Thieves in South Africa apparently broke into his childhood home in Nairobi and stole two years of training data from when Froome was 9 and 1o years old. The invaluable physiological information has been sold to noted anti-doping crusader Antoine Yayer and may see publication in a matter of days.
Team boss David Brailsford was quick to denounce the unlawful release of the confidential information. “This has nothing to do with Froomey’s time on Alpe d’Huez. He was a just a boy riding his bike up and down the local hills and writing down his heart rates. It’s rubbish.”
Nevertheless, Yayer, who routinely questions the wattages and power to weight rations of the top grand tour riders, has other ideas. “I matched his climbing times at age ten, estimated his weight and then ran a computational, reverse matrix analysis, and I find the numbers disturbing.”
Even before publication, Froome’s heart rate data for his boyhood years is already drawing a surprisingly critical reaction. Former King of the Mountains and French cycling legend Laurent Jalabert said his sneak-peek at the data from age 10 was “beyond the realm of belief” and “almost surreal.” Jalabert went on to say that he personally knows at least a half dozen ten year olds and “None of them could ever come close to these physiological markers.”

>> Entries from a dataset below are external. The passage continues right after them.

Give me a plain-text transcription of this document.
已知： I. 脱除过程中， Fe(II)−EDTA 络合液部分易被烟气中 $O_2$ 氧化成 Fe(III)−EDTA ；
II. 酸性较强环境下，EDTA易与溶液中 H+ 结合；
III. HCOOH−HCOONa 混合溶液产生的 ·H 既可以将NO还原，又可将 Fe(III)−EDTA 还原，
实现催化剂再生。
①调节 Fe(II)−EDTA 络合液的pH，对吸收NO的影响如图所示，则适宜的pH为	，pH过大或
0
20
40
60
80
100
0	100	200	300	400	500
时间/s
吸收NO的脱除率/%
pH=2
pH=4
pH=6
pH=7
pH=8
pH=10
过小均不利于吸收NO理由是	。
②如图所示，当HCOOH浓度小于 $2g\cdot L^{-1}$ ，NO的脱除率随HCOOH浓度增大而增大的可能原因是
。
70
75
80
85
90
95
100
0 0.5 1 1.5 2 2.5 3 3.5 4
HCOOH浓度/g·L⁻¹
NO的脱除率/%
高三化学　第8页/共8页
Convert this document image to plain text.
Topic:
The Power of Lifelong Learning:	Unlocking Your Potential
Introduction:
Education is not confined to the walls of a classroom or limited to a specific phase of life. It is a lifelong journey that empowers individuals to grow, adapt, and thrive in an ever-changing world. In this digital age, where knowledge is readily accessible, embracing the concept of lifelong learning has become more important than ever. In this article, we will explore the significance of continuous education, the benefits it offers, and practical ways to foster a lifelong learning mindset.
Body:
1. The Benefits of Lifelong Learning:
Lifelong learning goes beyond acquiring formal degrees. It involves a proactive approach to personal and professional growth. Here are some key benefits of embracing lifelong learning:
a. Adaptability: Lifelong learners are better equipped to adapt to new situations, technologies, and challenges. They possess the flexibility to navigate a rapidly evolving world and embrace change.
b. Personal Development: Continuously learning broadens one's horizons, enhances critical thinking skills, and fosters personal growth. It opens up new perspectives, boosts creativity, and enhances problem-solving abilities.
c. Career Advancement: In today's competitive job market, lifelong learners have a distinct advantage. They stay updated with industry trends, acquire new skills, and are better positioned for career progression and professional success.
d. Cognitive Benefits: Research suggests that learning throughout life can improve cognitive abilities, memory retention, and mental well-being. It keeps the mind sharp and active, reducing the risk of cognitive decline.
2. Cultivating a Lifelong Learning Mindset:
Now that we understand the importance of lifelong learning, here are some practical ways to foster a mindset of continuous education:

Former US Postal rider Cedric Vasseur was also suspicious of Froome’s early heart rate values. “Look at the discrepancies between age ten and age eleven. That is just not a year of growth. It was hors normal,” said Vasseur, himself a target for doping allegations as a member of Lance Armstrong’s Tour squad. “I don’t know the roads around Nairobi — was he riding a mountain bike, a road bike, I can’t be sure but I am sure this is, as we say in French, tres fishy.”
Reached for comment, Froome became to laugh hysterically, to the point where his wife Michelle was forced to call an ambulance. He is now resting comfortable after the pure comedic absurdity of the situation wore off.
Yayer however remains unconvinced. “I am always unconvinced. How else would I ever get myself quoted in the media. I stir up trouble with outlandish claims based on farcical science,” admitted Yayer. “But who cares? It’s not my reputation that takes a hit.”